Using Adaptation and Goal Context to Automatically Generate Individual Personalities for Virtual Characters

Personality is a key component of characters that inhabit immersive virtual environments, such as games and virtual agent applications. In order to be distinguishable from other characters in the environment, each character should have its own personality in the form of different observable behaviour, not solely in its physical appearance or animation. Previous work in this field has mostly relied on time-consuming, handcrafted characters and static, trait-based approaches to personality. Our goal is a method to develop complex, individual personalities without handcrafting every behaviour. Unlike most implemented versions of personality theories, cognitive-social theories of personality address how personality is developed and adapts throughout childhood and over our lifetimes. Cognitive-social theories also emphasise the importance of situations in determining how we behave. From this basis, we believe that personality should be individual, adaptive, and based on context. Characters in current state-of-the-art games and virtual environments do not demonstrate all of these features without extensive handcrafting.

We propose a model where personality influences both decision-making and evaluation of reward.

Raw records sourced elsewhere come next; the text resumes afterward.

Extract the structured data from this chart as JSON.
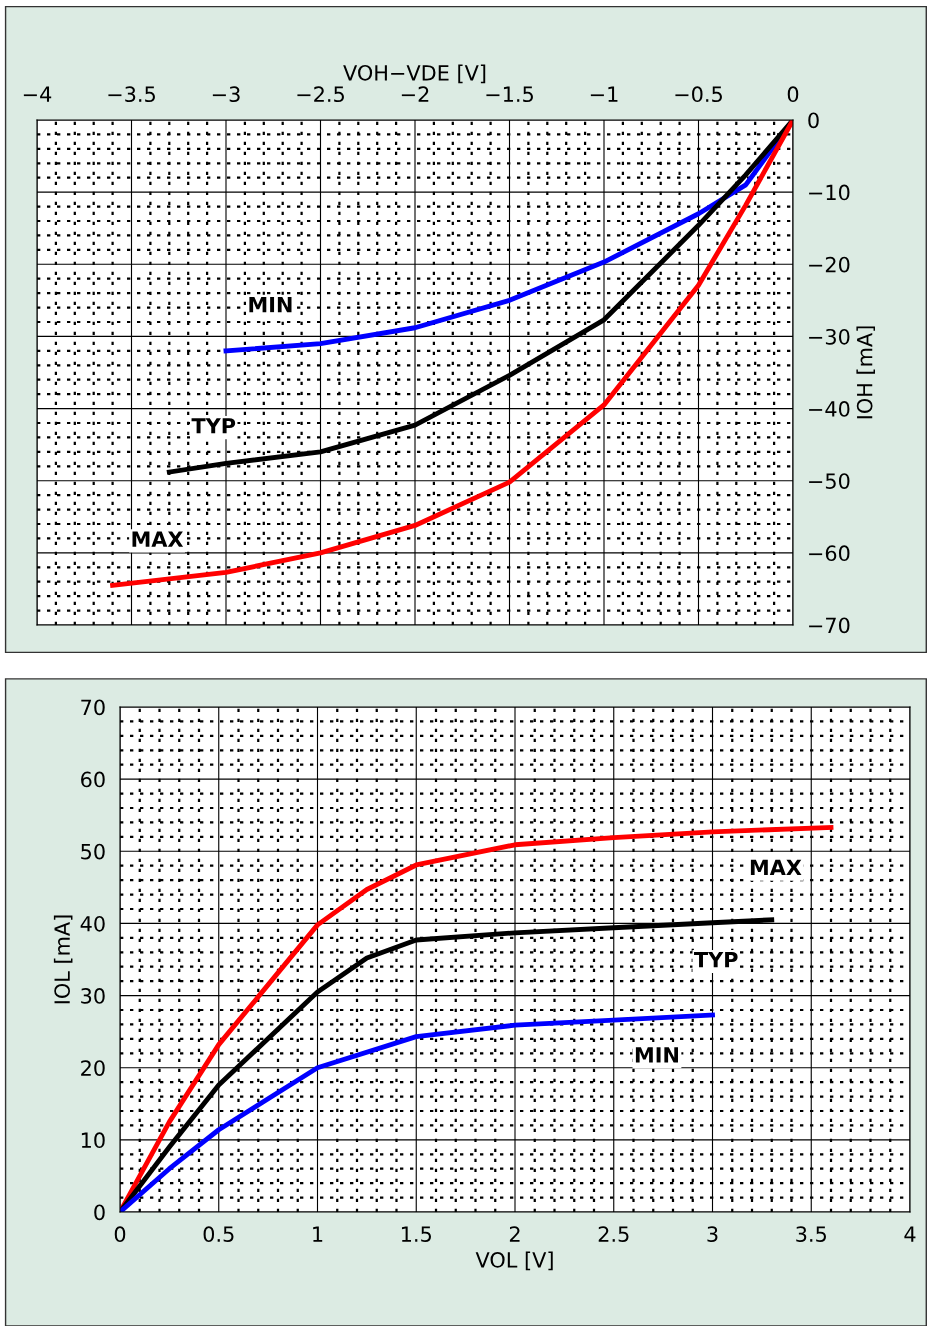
{
  "chart_data": [
    {
      "type": "line",
      "xlabel": "VOH−VDE [V]",
      "ylabel": "IOH [mA]",
      "xlim": [
        -4,
        0
      ],
      "xticks": [
        -4,
        -3.5,
        -3,
        -2.5,
        -2,
        -1.5,
        -1,
        -0.5,
        0
      ],
      "ylim": [
        -70,
        0
      ],
      "yticks": [
        -70,
        -60,
        -50,
        -40,
        -30,
        -20,
        -10,
        0
      ],
      "grid": true,
      "marker": "none",
      "line_style": "solid",
      "series": [
        {
          "name": "MIN",
          "color": "#0000ff",
          "x": [
            -3,
            -2.5,
            -2,
            -1.5,
            -1,
            -0.5,
            -0.25,
            0
          ],
          "values": [
            -32,
            -31,
            -28.8,
            -25,
            -19.7,
            -13,
            -9,
            0
          ]
        },
        {
          "name": "TYP",
          "color": "#000000",
          "x": [
            -3.3,
            -3,
            -2.5,
            -2,
            -1.5,
            -1,
            -0.5,
            -0.25,
            0
          ],
          "values": [
            -48.8,
            -47.6,
            -46,
            -42.3,
            -35.4,
            -27.7,
            -14.6,
            -7.6,
            0
          ]
        },
        {
          "name": "MAX",
          "color": "#ff0000",
          "x": [
            -3.6,
            -3,
            -2.5,
            -2,
            -1.5,
            -1,
            -0.5,
            -0.25,
            0
          ],
          "values": [
            -64.5,
            -62.7,
            -60,
            -56.2,
            -50.2,
            -39.5,
            -22.9,
            -11.8,
            0
          ]
        }
      ]
    },
    {
      "type": "line",
      "xlabel": "VOL [V]",
      "ylabel": "IOL [mA]",
      "xlim": [
        0,
        4
      ],
      "xticks": [
        0,
        0.5,
        1,
        1.5,
        2,
        2.5,
        3,
        3.5,
        4
      ],
      "ylim": [
        0,
        70
      ],
      "yticks": [
        0,
        10,
        20,
        30,
        40,
        50,
        60,
        70
      ],
      "grid": true,
      "marker": "none",
      "line_style": "solid",
      "series": [
        {
          "name": "MAX",
          "color": "#ff0000",
          "x": [
            0,
            0.25,
            0.5,
            1,
            1.25,
            1.5,
            2,
            2.5,
            3,
            3.6
          ],
          "values": [
            0,
            12.5,
            23.2,
            39.8,
            44.7,
            48.1,
            50.9,
            51.9,
            52.7,
            53.3
          ]
        },
        {
          "name": "TYP",
          "color": "#000000",
          "x": [
            0,
            0.25,
            0.5,
            1,
            1.25,
            1.5,
            2,
            2.5,
            3,
            3.3
          ],
          "values": [
            0,
            9,
            17.6,
            30.5,
            35.2,
            37.7,
            38.7,
            39.4,
            40.1,
            40.5
          ]
        },
        {
          "name": "MIN",
          "color": "#0000ff",
          "x": [
            0,
            0.25,
            0.5,
            1,
            1.5,
            2,
            2.5,
            3
          ],
          "values": [
            0,
            6,
            11.4,
            20,
            24.3,
            25.9,
            26.6,
            27.3
          ]
        }
      ]
    }
  ]
}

Characters use their past experiences in the form of simple somatic markers, or gut-instinct, to make decisions; and determine rewards based on their own personal goals, rather than via external feedback. We evaluated the model by implementation of a simple game and tested it using quantitative criteria, including a purpose-designed individuality measure. Results indicate that, although characters are given the same initial personality template, it is possible to develop different personalities (in the form of behaviour) based on their unique experiences in the environment and relationships with other characters. This work shows a way forward for more automated development of personalities that are individual, context-aware and adapt to users and the environment.